The teleplay of the episode was written by executive producer Howard Gordon and Evan Katz, from a story by series creator Kyle Killen; the episode was directed by Adam Davidson. It was Gordon and Katz's second credit, and Killen's fourth writing credit in the series; it was Davidson's first credit. The installment is rated TV-14 on television in the United States.

== Themes ==
Although it did not directly impact the ongoing storyline of Awake, "Ricky's Tacos" continued key thematic elements to the series that were originally introduced in "The Little Guy", the second episode, with a fast food attendant telling Britten that he cannot go to Oregon due to the Westfield case, and Kessel and Harper discussing their involvement, like in "The Little Guy". The A.V. Club claimed that "Ricky's Tacos" introduces a "deeper connection to our hero via some unexplained conspiracy". According to The A.V. Club, there was "conspiracy talk" in the episode that was previous in "The Little Guy". Due to this, they stated that the show is being into "integrated", with tons of cases in both realities.
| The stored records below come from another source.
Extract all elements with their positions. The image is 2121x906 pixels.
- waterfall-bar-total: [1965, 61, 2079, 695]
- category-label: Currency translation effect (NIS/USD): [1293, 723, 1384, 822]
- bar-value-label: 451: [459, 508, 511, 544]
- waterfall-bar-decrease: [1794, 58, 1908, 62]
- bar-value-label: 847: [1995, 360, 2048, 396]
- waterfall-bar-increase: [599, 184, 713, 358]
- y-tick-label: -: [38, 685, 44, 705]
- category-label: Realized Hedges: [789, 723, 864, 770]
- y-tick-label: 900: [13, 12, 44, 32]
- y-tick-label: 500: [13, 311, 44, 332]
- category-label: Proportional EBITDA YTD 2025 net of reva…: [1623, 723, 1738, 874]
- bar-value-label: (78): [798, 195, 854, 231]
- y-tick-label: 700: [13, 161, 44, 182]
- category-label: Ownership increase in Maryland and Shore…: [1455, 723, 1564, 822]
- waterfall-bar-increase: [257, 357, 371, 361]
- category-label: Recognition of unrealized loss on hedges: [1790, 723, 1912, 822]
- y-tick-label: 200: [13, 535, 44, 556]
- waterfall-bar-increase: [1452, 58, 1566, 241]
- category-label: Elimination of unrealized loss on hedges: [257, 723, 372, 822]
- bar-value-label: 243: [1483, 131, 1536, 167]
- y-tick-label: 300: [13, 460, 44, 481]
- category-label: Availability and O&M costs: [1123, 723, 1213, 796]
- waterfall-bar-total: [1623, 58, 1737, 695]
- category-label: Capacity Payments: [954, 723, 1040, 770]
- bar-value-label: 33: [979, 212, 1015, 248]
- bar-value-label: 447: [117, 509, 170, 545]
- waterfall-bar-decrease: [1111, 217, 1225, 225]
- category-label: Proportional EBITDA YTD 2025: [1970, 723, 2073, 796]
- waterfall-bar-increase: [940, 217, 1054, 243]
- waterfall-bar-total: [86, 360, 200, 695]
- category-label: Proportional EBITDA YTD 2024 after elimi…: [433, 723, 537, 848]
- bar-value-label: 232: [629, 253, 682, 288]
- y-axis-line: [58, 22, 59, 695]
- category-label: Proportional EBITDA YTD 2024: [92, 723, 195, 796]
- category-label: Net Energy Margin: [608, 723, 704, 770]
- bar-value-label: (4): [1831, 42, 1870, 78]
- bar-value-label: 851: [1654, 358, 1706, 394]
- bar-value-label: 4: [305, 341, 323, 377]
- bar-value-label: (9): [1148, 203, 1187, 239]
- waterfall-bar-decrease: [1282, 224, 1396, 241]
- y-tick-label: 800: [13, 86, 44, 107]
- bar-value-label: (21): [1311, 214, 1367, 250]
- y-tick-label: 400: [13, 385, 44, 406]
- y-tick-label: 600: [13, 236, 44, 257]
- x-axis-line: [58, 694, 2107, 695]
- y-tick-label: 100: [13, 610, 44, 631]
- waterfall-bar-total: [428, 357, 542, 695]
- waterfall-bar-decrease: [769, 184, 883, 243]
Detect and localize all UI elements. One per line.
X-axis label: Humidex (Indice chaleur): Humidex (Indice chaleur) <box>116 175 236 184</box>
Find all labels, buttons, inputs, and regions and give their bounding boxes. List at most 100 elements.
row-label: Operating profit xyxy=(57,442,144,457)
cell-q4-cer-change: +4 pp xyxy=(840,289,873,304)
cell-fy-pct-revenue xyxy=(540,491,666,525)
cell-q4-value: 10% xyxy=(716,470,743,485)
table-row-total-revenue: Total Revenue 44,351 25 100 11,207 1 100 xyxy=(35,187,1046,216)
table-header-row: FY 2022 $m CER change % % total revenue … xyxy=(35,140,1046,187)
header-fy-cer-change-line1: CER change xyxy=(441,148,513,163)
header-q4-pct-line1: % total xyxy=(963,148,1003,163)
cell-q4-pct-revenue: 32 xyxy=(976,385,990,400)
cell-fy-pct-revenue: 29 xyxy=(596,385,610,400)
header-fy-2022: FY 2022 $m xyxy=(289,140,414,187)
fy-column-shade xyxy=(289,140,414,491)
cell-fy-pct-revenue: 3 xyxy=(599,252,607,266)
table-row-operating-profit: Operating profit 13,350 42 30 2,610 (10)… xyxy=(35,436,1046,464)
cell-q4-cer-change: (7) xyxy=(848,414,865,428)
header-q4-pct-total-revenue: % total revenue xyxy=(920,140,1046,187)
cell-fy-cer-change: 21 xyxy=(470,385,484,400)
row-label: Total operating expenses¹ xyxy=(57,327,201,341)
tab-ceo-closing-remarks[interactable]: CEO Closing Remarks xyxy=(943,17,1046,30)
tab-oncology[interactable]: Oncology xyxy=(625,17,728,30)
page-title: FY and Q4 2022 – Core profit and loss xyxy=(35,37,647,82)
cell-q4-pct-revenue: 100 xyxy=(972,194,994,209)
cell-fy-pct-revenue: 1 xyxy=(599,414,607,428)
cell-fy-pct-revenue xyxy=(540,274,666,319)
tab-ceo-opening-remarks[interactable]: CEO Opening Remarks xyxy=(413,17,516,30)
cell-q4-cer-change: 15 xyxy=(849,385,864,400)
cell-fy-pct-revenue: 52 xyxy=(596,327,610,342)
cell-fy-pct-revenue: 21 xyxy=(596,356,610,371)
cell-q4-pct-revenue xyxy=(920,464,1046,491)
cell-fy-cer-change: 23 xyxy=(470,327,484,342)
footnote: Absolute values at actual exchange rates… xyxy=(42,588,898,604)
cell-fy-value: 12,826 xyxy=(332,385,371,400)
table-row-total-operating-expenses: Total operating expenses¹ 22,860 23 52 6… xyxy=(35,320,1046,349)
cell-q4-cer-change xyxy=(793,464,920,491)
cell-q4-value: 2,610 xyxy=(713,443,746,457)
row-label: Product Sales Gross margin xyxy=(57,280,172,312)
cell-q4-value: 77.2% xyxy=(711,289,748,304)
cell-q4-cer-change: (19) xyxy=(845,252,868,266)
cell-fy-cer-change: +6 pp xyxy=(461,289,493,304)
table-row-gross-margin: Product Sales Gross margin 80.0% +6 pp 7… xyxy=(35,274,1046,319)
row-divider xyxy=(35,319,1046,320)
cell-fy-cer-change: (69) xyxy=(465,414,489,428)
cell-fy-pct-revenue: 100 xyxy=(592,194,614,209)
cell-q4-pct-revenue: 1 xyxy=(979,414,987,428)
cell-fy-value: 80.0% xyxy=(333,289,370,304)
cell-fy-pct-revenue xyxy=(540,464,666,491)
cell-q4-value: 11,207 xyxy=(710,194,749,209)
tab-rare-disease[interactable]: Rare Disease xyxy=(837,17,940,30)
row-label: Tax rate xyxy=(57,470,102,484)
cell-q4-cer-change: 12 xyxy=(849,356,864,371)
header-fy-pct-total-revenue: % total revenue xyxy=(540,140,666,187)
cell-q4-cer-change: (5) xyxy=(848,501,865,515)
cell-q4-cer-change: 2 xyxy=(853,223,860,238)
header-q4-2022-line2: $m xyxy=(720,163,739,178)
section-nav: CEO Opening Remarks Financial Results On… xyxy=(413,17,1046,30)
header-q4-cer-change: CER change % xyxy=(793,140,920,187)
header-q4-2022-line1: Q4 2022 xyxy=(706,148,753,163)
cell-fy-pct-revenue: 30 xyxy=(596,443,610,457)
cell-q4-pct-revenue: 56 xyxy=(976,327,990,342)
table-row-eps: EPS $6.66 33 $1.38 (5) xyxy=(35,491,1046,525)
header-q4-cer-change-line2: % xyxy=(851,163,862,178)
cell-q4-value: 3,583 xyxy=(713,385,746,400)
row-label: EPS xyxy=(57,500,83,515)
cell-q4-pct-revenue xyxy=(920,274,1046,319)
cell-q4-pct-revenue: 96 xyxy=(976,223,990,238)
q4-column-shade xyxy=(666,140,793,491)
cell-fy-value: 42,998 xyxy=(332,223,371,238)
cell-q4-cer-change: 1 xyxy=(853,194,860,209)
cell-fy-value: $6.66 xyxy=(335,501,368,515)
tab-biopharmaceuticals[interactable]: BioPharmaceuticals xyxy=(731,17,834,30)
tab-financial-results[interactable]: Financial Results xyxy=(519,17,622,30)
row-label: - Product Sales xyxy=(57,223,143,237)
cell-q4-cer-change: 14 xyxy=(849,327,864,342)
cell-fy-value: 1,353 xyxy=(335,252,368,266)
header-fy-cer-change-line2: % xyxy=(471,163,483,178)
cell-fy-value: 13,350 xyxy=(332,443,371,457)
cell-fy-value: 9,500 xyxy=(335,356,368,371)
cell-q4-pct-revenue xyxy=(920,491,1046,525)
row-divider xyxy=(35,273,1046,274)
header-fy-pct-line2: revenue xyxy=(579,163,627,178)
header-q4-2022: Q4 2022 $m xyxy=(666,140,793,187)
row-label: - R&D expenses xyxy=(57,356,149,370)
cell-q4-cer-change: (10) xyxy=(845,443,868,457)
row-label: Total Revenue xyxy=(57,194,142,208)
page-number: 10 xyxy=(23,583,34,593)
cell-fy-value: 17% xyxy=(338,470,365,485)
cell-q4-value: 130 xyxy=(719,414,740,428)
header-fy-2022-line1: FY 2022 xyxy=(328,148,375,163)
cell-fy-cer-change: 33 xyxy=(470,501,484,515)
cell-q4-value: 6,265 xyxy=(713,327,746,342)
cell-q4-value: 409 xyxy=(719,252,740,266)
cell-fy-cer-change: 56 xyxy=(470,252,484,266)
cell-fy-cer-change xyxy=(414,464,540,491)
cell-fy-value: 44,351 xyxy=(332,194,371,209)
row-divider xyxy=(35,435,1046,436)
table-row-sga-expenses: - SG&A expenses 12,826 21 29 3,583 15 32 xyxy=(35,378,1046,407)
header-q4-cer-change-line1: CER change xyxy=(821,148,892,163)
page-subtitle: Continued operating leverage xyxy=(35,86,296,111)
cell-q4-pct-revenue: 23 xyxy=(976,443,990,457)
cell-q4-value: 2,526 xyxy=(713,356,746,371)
He thought that it is like "two different series working at once".

Alan Sepinwall of HitFix observed that the episode is devoting "time to establishing Harper as more than just a mysterious conspirator", and claimed that "the show probably fumbled things by revealing both the existence of the conspiracy and Harper's role in it so early, rather than letting us get to know her before smacking us in the gut with the discovery."

== Broadcast and reception ==
"Ricky's Tacos" originally aired on NBC on April 12, 2012. The episode's initial broadcast was viewed by approximately 2.68 million viewers. "Ricky's Tacos" earned a Nielsen rating of 0.9, with a 2 share, meaning that roughly 0.9 percent of all television-equipped households, and 2 percent of households watching television, were tuned in to the episode. In the United Kingdom, the episode was first broadcast on Sky Atlantic on June 15, 2012, and obtained 223,000 viewers, making it the third most-viewed program for the channel behind Hit & Miss and Smash.

"Ricky's Tacos" has generally received positive reviews from television critics.